In Nigeria, one of the grounds for the discipline of a medical or dental practitioner is conviction by a court which has the power to impose imprisonment for an offence (whether or not an offence punishable with imprisonment) which in the opinion of the Disciplinary Tribunal is incompatible with the status of a medical practitioner or a dental surgeon as the case may. See Section. 16(1) Medical and Dental Practitrioners Act, Cap.M8 LFN 2004.)

Other offences which could make a Medical Practitioner liable during his course of duty once the elements of the offences are proved are abortion, adultery (in the north), rape, murder and manslaughter.

One question that would agitate the mind of a legal practitioner who represents a medical or dental practitioner facing a charge for medical negligence before the Disciplinary Tribunal is whether prosecution of a practitioner before the Disciplinary Tribunal can be pursued simultaneously with civil claim for damages in the courts.

Quite often, parties to a complaint of professional misconduct also proceed to court in respect of the same subject matter.  Sometime, the complainant proceeds to court to claim damages for the negligence, while also laying a complaint before the Medical and Dental Practitioners Investigating Panel.  Sometime also the practitioner complained against proceeds to court seeking a restraining order against either the complainant or the Tribunal.

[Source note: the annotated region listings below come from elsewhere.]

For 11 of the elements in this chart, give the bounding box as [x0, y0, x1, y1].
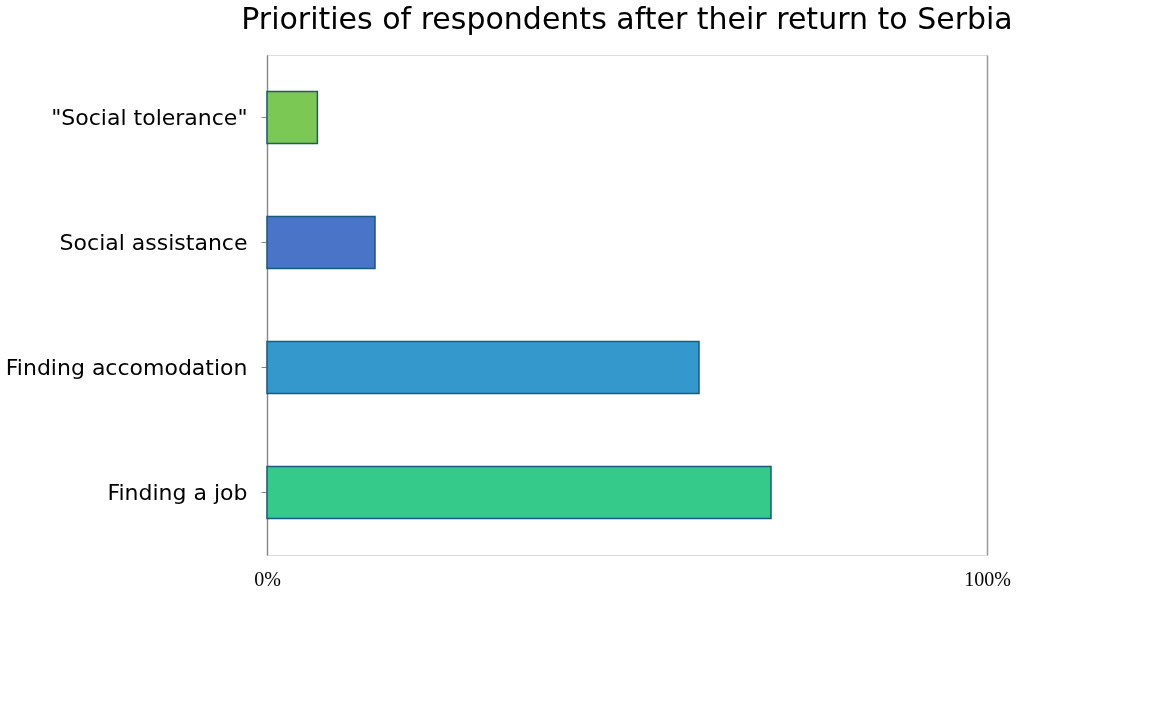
y-tick-label: Finding a job [107, 479, 248, 505]
y-tick-label: Social assistance [59, 229, 248, 255]
bar [266, 340, 700, 395]
chart-title: Priorities of respondents after their return to Serbia [241, 1, 1013, 36]
y-tick-label: Finding accomodation [5, 354, 248, 380]
bar [266, 465, 772, 520]
bar [266, 90, 319, 145]
x-tick-label: 0% [254, 567, 281, 590]
y-tick-label: "Social tolerance" [51, 104, 248, 130]
bar [266, 215, 376, 270]
x-tick-label: 100% [964, 567, 1011, 590]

The question is whether the civil claim in the courts can be a bar to an investigation by the Investigating Panel, or trial by the Disciplinary Tribunal.

Ordinarily, the complainant would be at an advantage to await the result of professional disciplinary action before proceeding to the civil court for claims for damages.  But as it happens quite often, due largely to a period of interregnum between the dissolution of one Council and the composition of another, complaints before the disciplinary organs of the professional bodies last much longer than three years before they are resolved.   Of course after a period of three years, a claim based on negligence would in most jurisdictions be caught by limitation.

On the other hand, some counsel argue that once a Suit has been instituted in the High Court on the same subject matter, the matter becomes sub judice  such that no investigation by the Investigating Panel or trial by the Disciplinary Tribunal ought to proceed.  If the position taken by Counsel who so argue were to be correct, such cases would linger for a very long time as to lose their deterrent value, or even discourage the complainant from further pursuing the matter.

The matter is more straight forward where criminal prosecution is instituted against the practitioner because conviction by the court is by itself a ground for the Disciplinary Tribunal exercising disciplinary action against the practitioner.


The essence of this article is to draw the attention of the public to incidences of medical negligence and professional malpractice with particular reference to the current approach in tackling these in Nigeria.

It is believed that with more enlightenment on the part of Nigerian citizens and residents as to their right against unfair treatment by medical institutions and practitioners, many cases will spring up in the regular courts in addition to complaints being lodged with the professional regulatory bodies. This will ensure that medical personnel are more careful while carrying out their duties.